La démarche s’inspire d’initiatives lancées en Belgique, et surtout en France. Depuis la création en 2019 d’un collectif national pour une sécurité sociale de l’alimentation, plus d’une trentaine d’initiatives ont essaimé sur le territoire (mutuelle, caisse subventionnée, paniers solidaires ou suspendus, ateliers, etc.). Des représentants d’expérimentations en cours à Toulouse, à Saint-Etienne et en Alsace font d’ailleurs profiter les Suisses de leur expérience.
Le chemin reste long. Alors que la 13e rente AVS génère de vifs débats, une telle proposition peutelle gagner le soutien de la Confédération et de la population? «Certes, on prélève de l’argent sur le salaire, mais ce sera de l’argent qu’on n’aura plus besoin de dépenser en courses», répond Alberto Silva, secrétaire d’Uniterre et maraîcher, qui a rejoint le projet d’ASA à ses débuts.
Des points de friction
Pas sûr non plus que l’idée plaise aux entreprises, alors qu’Economiesuisse appelle à voter contre l’initiative pour une 13e rente AVS. Le réseau pour l’ASA n’a d’ailleurs pas encore échangé avec la Fédération des entreprises suisses, au motif de consolider d’abord le projet et le modèle de financement.

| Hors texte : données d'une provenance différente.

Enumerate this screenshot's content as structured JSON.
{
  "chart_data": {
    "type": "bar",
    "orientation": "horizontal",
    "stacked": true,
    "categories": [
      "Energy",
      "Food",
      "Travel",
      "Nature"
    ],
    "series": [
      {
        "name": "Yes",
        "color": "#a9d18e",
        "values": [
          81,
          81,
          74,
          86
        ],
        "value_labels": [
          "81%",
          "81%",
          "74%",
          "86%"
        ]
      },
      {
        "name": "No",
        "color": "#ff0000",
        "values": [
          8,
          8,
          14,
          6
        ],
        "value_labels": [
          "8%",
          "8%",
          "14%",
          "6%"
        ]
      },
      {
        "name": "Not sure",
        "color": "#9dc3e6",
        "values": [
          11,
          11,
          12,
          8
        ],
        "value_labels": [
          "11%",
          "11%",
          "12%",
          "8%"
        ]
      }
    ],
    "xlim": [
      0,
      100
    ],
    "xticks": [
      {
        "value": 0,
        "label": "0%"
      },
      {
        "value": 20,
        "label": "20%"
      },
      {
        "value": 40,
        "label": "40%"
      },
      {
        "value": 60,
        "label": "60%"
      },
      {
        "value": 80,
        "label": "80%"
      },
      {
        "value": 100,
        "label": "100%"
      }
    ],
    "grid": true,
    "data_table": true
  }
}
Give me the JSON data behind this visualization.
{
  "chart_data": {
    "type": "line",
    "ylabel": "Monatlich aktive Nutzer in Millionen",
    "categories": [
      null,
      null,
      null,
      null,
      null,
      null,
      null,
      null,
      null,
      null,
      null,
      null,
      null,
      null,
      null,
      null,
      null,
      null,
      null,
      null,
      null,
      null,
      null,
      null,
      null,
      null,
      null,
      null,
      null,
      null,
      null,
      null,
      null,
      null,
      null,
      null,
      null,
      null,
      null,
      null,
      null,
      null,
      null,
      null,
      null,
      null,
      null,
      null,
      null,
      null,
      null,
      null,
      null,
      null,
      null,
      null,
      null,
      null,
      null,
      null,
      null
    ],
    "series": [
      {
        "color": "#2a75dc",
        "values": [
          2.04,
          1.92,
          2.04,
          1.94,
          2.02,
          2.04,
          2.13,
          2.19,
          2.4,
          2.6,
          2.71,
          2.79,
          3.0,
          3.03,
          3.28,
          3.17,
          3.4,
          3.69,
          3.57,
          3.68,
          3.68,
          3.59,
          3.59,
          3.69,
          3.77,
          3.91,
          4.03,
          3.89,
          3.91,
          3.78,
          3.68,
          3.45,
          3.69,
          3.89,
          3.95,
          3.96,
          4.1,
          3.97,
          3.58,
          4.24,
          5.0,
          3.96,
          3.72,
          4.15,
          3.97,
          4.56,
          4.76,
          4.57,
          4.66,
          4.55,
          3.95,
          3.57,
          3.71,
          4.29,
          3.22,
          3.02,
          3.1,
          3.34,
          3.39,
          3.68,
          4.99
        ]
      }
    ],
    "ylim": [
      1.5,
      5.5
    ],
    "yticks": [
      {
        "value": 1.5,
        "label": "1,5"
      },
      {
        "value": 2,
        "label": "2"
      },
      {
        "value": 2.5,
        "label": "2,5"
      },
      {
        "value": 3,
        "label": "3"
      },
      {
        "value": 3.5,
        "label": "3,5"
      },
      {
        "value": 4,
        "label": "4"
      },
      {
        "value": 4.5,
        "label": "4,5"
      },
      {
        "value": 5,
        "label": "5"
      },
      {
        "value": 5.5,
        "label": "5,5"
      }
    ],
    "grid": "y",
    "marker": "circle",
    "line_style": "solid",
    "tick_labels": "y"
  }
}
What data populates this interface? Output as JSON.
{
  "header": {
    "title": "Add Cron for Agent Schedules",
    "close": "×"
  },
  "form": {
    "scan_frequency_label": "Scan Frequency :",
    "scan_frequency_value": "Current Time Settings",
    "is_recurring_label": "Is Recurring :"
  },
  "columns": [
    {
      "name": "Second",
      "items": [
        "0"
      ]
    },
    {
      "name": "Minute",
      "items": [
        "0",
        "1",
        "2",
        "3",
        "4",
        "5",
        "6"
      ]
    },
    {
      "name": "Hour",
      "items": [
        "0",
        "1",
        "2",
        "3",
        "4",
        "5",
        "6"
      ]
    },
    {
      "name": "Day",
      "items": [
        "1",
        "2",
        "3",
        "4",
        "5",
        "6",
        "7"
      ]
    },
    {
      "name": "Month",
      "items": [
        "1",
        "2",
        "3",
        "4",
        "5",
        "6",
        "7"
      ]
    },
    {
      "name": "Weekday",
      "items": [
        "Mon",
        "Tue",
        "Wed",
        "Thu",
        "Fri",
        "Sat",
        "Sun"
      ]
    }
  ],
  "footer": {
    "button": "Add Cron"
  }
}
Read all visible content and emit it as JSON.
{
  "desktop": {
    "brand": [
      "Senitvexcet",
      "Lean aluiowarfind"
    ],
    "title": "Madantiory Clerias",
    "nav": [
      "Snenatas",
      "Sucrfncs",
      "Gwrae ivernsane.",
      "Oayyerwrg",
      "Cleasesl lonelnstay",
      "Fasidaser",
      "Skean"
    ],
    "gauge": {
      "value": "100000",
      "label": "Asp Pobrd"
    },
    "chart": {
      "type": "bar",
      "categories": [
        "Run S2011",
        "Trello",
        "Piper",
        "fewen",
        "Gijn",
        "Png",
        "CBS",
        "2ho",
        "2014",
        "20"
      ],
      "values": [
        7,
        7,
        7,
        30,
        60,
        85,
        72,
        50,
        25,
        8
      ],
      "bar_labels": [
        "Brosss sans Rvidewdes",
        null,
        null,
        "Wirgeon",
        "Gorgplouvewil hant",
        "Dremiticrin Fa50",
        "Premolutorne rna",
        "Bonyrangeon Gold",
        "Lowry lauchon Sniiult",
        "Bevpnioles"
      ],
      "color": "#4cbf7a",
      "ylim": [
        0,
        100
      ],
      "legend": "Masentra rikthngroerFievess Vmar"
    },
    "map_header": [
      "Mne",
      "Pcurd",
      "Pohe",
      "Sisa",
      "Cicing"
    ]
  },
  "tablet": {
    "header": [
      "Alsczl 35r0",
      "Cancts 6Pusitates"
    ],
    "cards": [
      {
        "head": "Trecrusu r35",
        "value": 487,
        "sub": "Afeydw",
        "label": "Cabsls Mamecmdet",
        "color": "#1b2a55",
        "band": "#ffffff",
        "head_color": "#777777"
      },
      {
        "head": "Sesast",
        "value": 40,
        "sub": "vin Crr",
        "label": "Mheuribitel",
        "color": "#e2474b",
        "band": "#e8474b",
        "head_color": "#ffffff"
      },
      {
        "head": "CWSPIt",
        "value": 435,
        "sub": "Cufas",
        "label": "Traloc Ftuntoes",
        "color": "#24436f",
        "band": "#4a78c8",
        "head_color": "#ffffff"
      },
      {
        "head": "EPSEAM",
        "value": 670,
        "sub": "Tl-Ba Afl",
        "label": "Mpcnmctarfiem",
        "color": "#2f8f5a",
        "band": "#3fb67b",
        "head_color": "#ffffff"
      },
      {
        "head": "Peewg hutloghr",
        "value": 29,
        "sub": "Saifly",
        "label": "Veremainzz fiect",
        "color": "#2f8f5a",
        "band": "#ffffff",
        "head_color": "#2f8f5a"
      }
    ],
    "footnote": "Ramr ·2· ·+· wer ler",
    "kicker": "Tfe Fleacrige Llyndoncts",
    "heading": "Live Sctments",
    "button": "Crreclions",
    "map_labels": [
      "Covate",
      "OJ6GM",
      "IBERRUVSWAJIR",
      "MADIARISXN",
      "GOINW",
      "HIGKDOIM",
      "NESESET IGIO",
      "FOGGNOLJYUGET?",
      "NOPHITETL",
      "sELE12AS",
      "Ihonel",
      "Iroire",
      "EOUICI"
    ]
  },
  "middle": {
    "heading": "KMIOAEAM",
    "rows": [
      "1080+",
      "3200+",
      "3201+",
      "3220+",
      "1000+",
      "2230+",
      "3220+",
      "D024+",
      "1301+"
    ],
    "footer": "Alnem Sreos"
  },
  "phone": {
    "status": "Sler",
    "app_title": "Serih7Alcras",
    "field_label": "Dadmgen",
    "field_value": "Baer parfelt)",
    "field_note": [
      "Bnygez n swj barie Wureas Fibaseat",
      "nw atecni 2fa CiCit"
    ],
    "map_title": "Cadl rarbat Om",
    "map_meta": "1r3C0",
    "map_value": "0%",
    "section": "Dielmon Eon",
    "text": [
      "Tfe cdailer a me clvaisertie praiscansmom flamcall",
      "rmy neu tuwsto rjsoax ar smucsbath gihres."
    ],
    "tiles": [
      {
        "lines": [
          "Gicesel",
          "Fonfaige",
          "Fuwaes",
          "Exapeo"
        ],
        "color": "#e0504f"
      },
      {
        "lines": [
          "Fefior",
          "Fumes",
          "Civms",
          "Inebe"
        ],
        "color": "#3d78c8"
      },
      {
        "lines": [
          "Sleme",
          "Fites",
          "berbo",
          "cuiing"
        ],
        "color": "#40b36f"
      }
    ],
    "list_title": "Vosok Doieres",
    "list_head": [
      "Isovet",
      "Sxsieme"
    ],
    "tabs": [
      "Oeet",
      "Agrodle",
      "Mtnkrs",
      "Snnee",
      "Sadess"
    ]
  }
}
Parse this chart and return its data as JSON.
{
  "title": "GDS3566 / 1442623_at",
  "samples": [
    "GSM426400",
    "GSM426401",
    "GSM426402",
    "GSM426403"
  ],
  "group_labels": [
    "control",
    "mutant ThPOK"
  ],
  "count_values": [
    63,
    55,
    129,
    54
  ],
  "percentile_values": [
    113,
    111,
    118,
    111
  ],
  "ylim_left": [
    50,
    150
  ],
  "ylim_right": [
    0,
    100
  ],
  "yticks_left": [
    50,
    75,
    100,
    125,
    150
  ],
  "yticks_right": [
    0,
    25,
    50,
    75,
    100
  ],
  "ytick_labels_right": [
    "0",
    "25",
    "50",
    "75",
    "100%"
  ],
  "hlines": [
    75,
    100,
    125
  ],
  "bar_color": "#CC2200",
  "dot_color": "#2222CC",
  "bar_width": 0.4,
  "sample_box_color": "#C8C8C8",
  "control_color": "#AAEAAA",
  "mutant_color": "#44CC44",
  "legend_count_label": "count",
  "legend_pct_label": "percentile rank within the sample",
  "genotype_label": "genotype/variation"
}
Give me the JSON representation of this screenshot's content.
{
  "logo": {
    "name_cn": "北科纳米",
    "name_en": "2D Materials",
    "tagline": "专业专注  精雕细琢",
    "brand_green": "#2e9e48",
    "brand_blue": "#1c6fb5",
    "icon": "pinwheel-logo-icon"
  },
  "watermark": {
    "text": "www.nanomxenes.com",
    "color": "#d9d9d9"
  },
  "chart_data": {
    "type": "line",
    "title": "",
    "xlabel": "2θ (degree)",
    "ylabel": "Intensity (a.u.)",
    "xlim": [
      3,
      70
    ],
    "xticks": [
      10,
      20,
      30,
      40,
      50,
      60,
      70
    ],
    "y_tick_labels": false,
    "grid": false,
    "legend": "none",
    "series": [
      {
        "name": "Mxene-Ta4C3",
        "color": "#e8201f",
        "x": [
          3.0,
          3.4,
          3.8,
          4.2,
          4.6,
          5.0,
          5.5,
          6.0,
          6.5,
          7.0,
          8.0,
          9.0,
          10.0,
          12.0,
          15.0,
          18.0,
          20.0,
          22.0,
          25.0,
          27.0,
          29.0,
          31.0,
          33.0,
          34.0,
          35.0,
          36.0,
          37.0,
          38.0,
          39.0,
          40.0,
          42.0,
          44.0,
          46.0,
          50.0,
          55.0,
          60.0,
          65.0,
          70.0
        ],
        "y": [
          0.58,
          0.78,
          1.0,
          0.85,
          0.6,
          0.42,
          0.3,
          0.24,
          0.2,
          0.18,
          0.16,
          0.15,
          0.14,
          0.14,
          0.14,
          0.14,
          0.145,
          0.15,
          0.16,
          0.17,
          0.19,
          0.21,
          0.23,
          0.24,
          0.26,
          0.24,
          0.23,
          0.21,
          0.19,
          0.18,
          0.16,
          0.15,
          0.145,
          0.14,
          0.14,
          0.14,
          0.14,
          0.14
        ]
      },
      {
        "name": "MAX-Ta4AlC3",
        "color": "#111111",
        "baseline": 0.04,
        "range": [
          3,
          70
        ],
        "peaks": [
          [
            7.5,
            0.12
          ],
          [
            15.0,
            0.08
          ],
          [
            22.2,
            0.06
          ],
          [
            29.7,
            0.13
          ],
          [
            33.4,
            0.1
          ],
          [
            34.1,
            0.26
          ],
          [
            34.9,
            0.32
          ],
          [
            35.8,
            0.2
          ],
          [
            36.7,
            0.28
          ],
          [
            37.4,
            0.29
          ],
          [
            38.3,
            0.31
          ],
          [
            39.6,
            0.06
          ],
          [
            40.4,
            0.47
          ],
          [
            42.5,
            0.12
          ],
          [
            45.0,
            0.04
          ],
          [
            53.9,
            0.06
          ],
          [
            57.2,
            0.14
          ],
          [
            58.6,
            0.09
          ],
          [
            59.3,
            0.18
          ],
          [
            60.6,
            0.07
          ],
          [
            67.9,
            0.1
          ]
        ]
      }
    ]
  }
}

Autre point de crispation potentiel, le réseau pour l’ASA exclut d’emblée de conventionner la grande distribution – à l’instar des initiatives françaises. On assume vouloir favoriser d’autres agricultures et distributeurs qui rémunèrent mieux les producteurs, et refuser d’alimenter les marges du duopole orange.
«On veut apporter une vision holistique, qui intègre la juste rémunération des producteurs, de l’agriculture durable»
CHRISTOPHE GOLAY, ACADÉMIE DE DROIT INTERNATIONAL HUMANITAIRE DE GENÈVE
Néanmoins, exclure ainsi des magasins ou des produits (aliments congelés, alcool) n’est-il pas une manière d’imposer une certaine manière de se nourrir? «Certains le diront, mais ce n’est pas le cas, anticipe Alberto Silva. Nous n’imposons rien. La force de proposition est qu’on offre la possibilité d’utiliser une carte, sans obligation. On n’empêchera pas les gens d’aller à la Migros.» A ses côtés, Joaquim Manzoni, secrétaire national du réseau ASA, renchérit: «La carte ne couvrira pas l’intégralité des dépenses alimentaires, qui sont de l’ordre de 600 à 700 francs par mois pour un ménage de deux personnes.»
Nombre de critères de l’ASA doivent encore être arrêtés, comme les partenaires, le processus démocratique ou la taille d’expérimentation, mais le collectif compte bien faire germer l’idée à l’échelle municipale, cantonale et fédérale, espère Alberto Silva, d’Uniterre: «L’objectif était de lancer le débat, nous n’en sommes vraiment qu’au début.»